Итак, нет ни Москвы, ни памятников, ни театров, ни музеев. Есть депо, гора Змейка, клуб, библиотека. И есть люди. И кажется, что они чего-то ждут от московского гостя. Я стал думать, перебирать в памяти все, что исполняю.
Весь мой репертуар как-то померк, отошел куда-то, не отвечал на то главное, что все мы носили в сердце. Умер Владимир Ильич, это горе жило вместе с нами, не забывалось.
Мы не говорили с моей спутницей о том, что, покинув столицу, мы вдруг ощутили под ногами простую землю и увидели простых людей, стоявших на своих постах и выполнявших то, что им поручено: одни водили поезда, другие точили гайки, третьи дежурили у стрелок.
Все они ручейками вливались в большое понятие — народ. Странно, в Москве людей больше и сфера их деятельности шире и ответственней, но почему тут, где их только тысячи, они ближе, виднее и молчаливое ожидание их — "что привез им москвич?" — явственнее звучит?
И мы как-то виднее. Все в нас видно. Даже наша некоторая неподготовленность ко встрече с ними, вероятно, уже угадывается ими, вероятно, они догадываются, что я читаю Пушкина, Гоголя. Все это хорошо, но что есть еще? Есть ли о сегодняшнем дне? Может быть, о завтрашнем?
— Что же им все-таки почитать? — спросил я после долгого молчания.
— Маяковского, — сказала спутница.
— И Маяковского сложновато. Но его обязательно надо им прочесть.
— "Двенадцать" Блока.
— Верно. Прочту "Двенадцать".
— Да, но ты ведь приехал отдохнуть?
— Нет, это невозможно. Из Пушкина еще почитаю. Сцену из "Бориса Годунова".
— А еще что?
— И еще я прочту, пожалуй, "Графа Нулина".
— Ну... может быть...
— Конечно, это не совсем то, но... я попробую, надо проверить...
— Проверить надо.
— Еще надо прочесть "Моцарта и Сальери". Красноармейцы слушали и плакали.

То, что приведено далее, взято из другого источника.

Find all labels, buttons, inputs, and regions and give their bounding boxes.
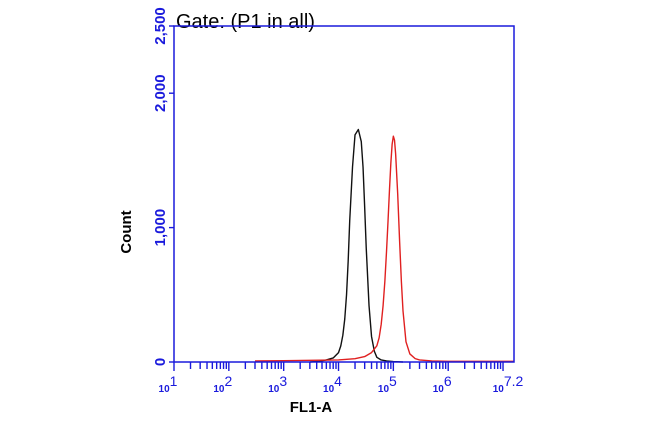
series-1-line [254, 135, 514, 363]
x-tick-label: 102 [213, 373, 232, 395]
histogram-series [254, 128, 514, 363]
x-tick-label: 101 [159, 373, 178, 395]
x-tick-label: 104 [323, 373, 342, 395]
y-axis-ticks: 0 1,000 2,000 2,500 [152, 7, 174, 366]
x-axis-tick-labels: 101 102 103 104 105 106 107.2 [159, 373, 524, 395]
y-axis-label: Count [118, 210, 135, 253]
series-0-line [309, 128, 404, 363]
y-tick-label: 0 [152, 358, 169, 366]
x-axis-label: FL1-A [290, 399, 333, 416]
x-tick-label: 105 [378, 373, 397, 395]
y-tick-label: 2,000 [152, 74, 169, 112]
x-tick-label: 103 [268, 373, 287, 395]
plot-frame [173, 25, 515, 363]
y-tick-label: 2,500 [152, 7, 169, 45]
x-tick-label: 106 [433, 373, 452, 395]
chart-title: Gate: (P1 in all) [176, 11, 315, 33]
x-minor-ticks [173, 362, 504, 371]
y-tick-label: 1,000 [152, 209, 169, 247]
x-tick-label: 107.2 [493, 373, 524, 395]
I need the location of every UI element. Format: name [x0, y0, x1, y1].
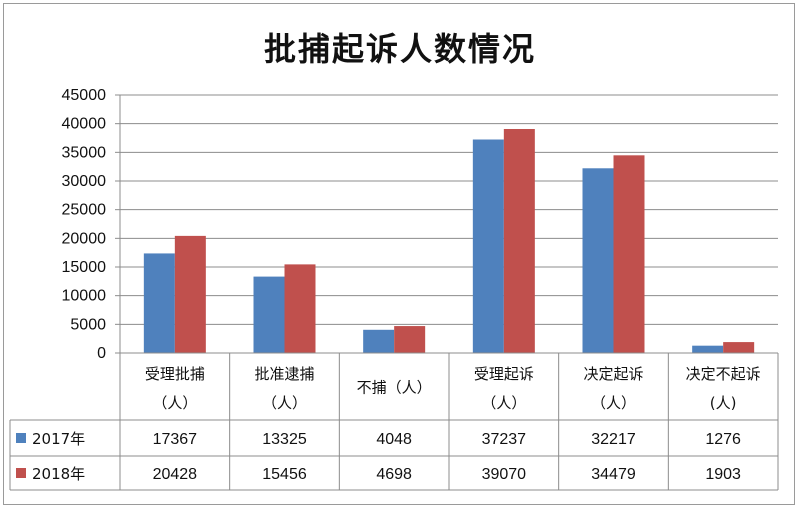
y-tick-label: 45000: [62, 87, 107, 104]
bar-1-3: [363, 329, 395, 353]
data-table-value: 20428: [153, 466, 198, 483]
category-label: （人）: [152, 394, 197, 412]
bar-1-4: [472, 139, 504, 353]
data-table-value: 1276: [705, 431, 741, 448]
bar-1-2: [253, 276, 285, 353]
data-table-value: 39070: [482, 466, 527, 483]
category-label: 决定不起诉: [686, 365, 761, 383]
y-tick-label: 30000: [62, 173, 107, 190]
y-tick-label: 35000: [62, 144, 107, 161]
y-tick-label: 40000: [62, 116, 107, 133]
data-table-value: 32217: [591, 431, 636, 448]
bar-2-2: [284, 264, 316, 353]
bar-2-3: [394, 326, 426, 353]
chart-frame: [3, 3, 795, 505]
legend-key-1: [16, 433, 26, 443]
category-label: 不捕（人）: [357, 379, 432, 397]
bar-2-1: [174, 235, 206, 353]
legend-key-2: [16, 468, 26, 478]
category-label: (人): [710, 394, 737, 412]
bar-2-4: [503, 128, 535, 353]
category-label: （人）: [481, 394, 526, 412]
category-label: 决定起诉: [583, 365, 643, 383]
y-tick-label: 25000: [62, 202, 107, 219]
data-table-value: 1903: [705, 466, 741, 483]
legend-label: 2018年: [32, 465, 85, 483]
data-table-value: 37237: [482, 431, 527, 448]
category-label: 批准逮捕: [254, 365, 314, 383]
y-tick-label: 15000: [62, 259, 107, 276]
data-table-value: 34479: [591, 466, 636, 483]
legend-label: 2017年: [32, 430, 85, 448]
bar-1-1: [143, 253, 175, 353]
y-tick-label: 10000: [62, 288, 107, 305]
bar-2-5: [613, 155, 645, 353]
data-table-value: 13325: [262, 431, 307, 448]
data-table-value: 17367: [153, 431, 198, 448]
category-label: 受理批捕: [145, 365, 205, 383]
y-tick-label: 20000: [62, 230, 107, 247]
y-tick-label: 5000: [70, 316, 106, 333]
data-table-value: 4698: [376, 466, 412, 483]
data-table-value: 15456: [262, 466, 307, 483]
y-tick-label: 0: [97, 345, 106, 362]
bar-1-5: [582, 168, 614, 353]
chart-title: 批捕起诉人数情况: [263, 30, 536, 68]
category-label: （人）: [262, 394, 307, 412]
category-label: 受理起诉: [474, 365, 534, 383]
bar-2-6: [723, 342, 755, 353]
category-label: （人）: [591, 394, 636, 412]
data-table-value: 4048: [376, 431, 412, 448]
bar-1-6: [692, 345, 724, 353]
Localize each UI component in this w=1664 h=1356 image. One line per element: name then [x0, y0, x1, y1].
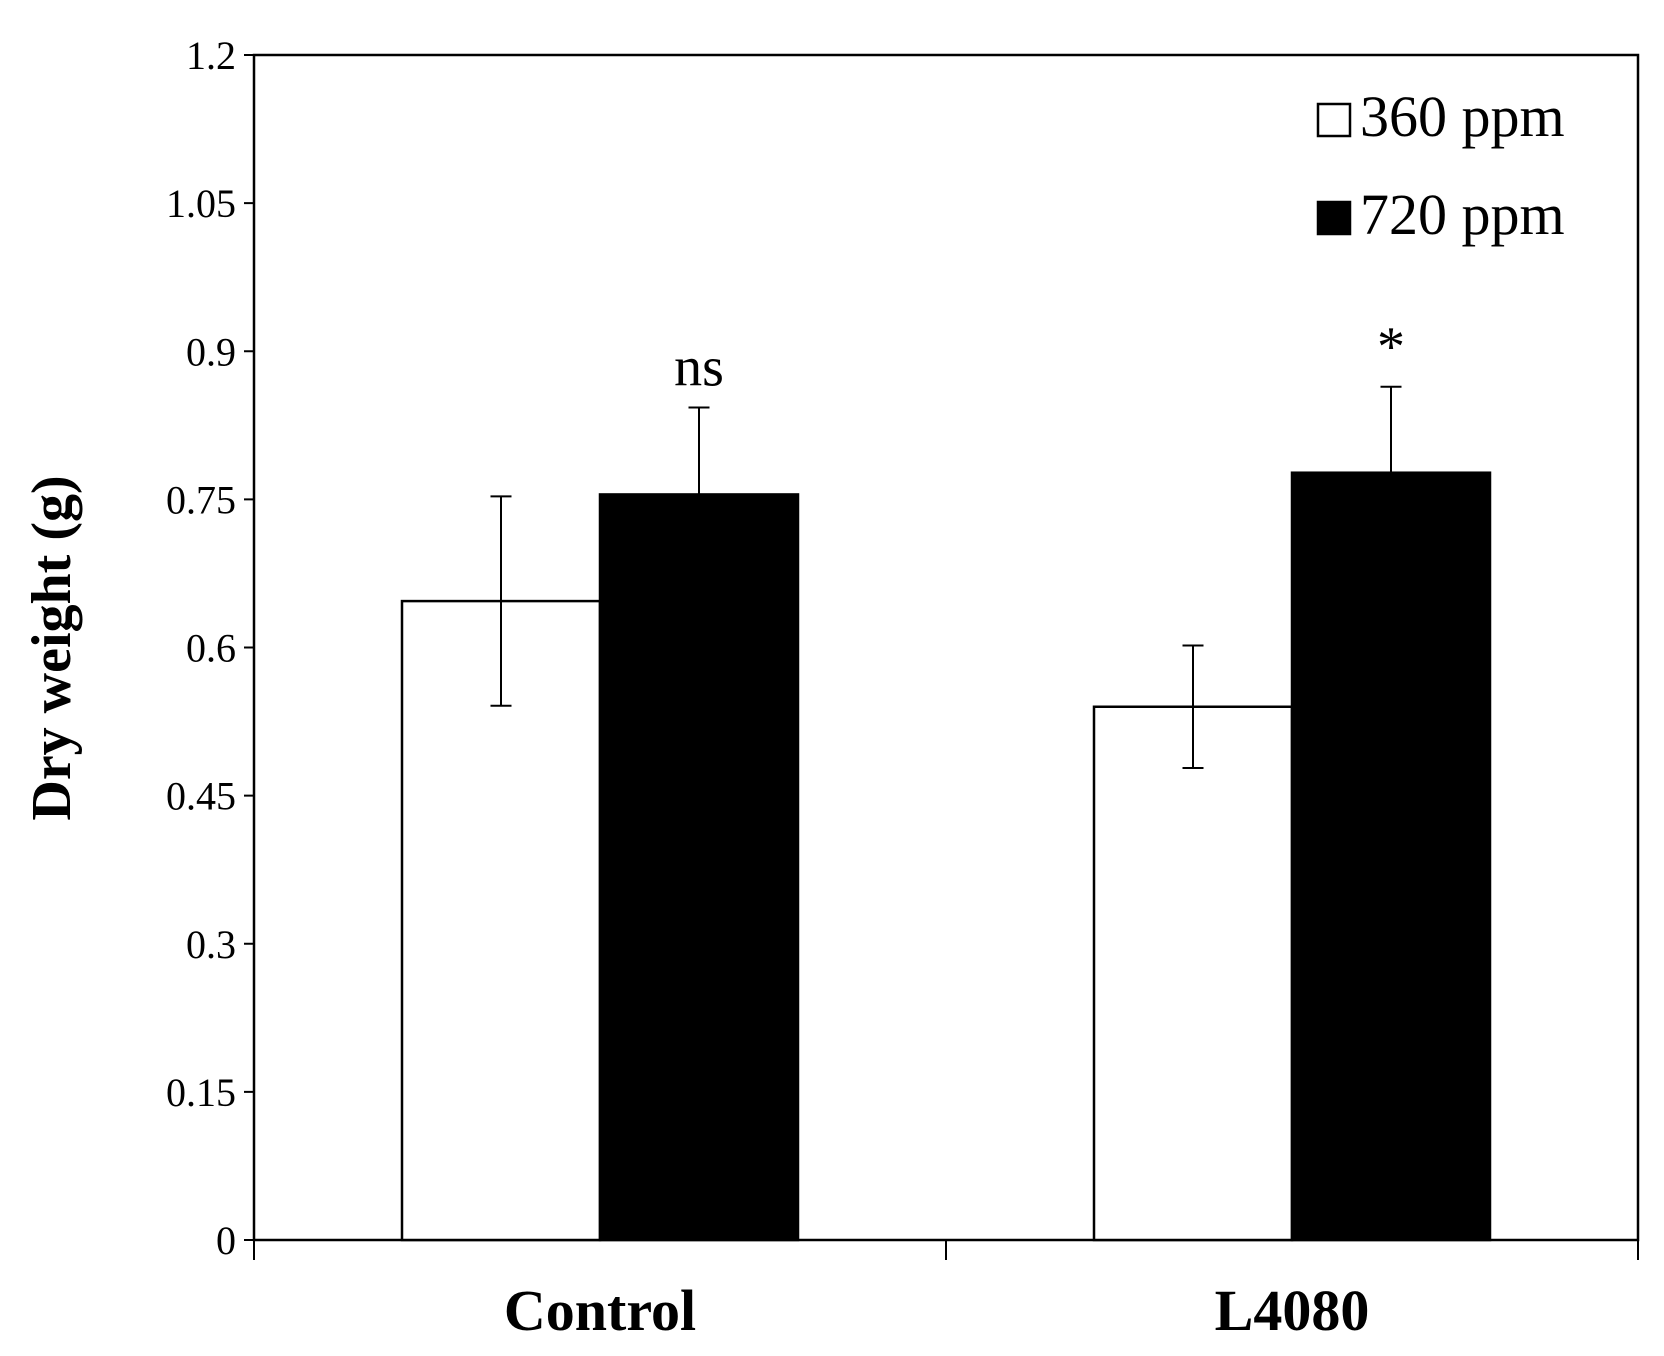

— Когда убивают гения — народ сочувствует ему, потому и плакали, — сказала моя собеседница.
Я согласился с ней:
— Моцарт народу нравится. Верно. Ленин... Надо о Ленине... очень нужно о Ленине...
— Но у тебя есть.
— Мало! Надо все, все снова просмотреть и продумать...
— Мы сходим в библиотеку, в клубе есть...
— Сходим сейчас же.
И мы пошли в местную библиотеку.
Диспуты... Спорят... А чего спорить? Работать надо! Сложной, большой жизнью живут люди искусства в Москве, а вот приехали мы сюда, и почва уходит из-под ног. Я прочту им лекцию о московских театрах. Надо рассказать, что там делается.
Я сажусь писать лекцию. С чего же я начну? О чем буду говорить? Все театры разные и о каждом надо рассказать просто.
Мы из Москвы. Надо сообщить, что делают для них в Москве. Очень трудно...
Моя спутница рисует. Она делает макеты декораций и эскизы театральных костюмов различных московских спектаклей.
— Получается интересно... Мы устроим выставку во время лекции, — говорю я ей.
— Хорошо.
Так мы и сделали. Я прочел лекцию, сделав обзор последних постановок в московских театрах, а в антракте зрители рассматривали маленькую выставку, которую я объяснял.
К нам подошел мальчик из депо.
— А почему ты не нарисовала глаза у этой актрисы? — спросил он у моей спутницы.
— Это набросок, я хотела показать костюм и общий характер...
— А, нет, надо и глаза...
— Она сделала наброски, чтобы дать впечатление о характере роли, — сказал я в ее защиту. — Рисунок слишком мал для такой проработки.
— Ага! Понимаю, — сказал мальчик, — это заготовка?
— Вот-вот! — и мы оба засмеялись.
— Ну, если заготовка детали, — тогда можно. Знакомство состоялось, с нами подружилась молодежь.
Идут дни...
Москва стоит на севере, а мы, кажется, сдаем здесь экзамен на аттестат зрелости.
Но мы не говорим об этом. Мы сравниваем, какими мы были в Москве и какими стали здесь. Что же пригодится нам: что привезли мы с собой и чему научились в Москве и что узнали, чему научились здесь?
Мы как будто беззаботно проводим время, собираем фиалки, срываем вишни прямо с дерева, поглядывая в синие небеса и отдыхая. Все это так. Но сквозь это просвечивала напряженная работа мысли: хотелось найти себя, что-то новое входило в наше сознание, чему-то тут мы продолжали учиться. Это безотчетно, но это присутствует и куда-то зовет.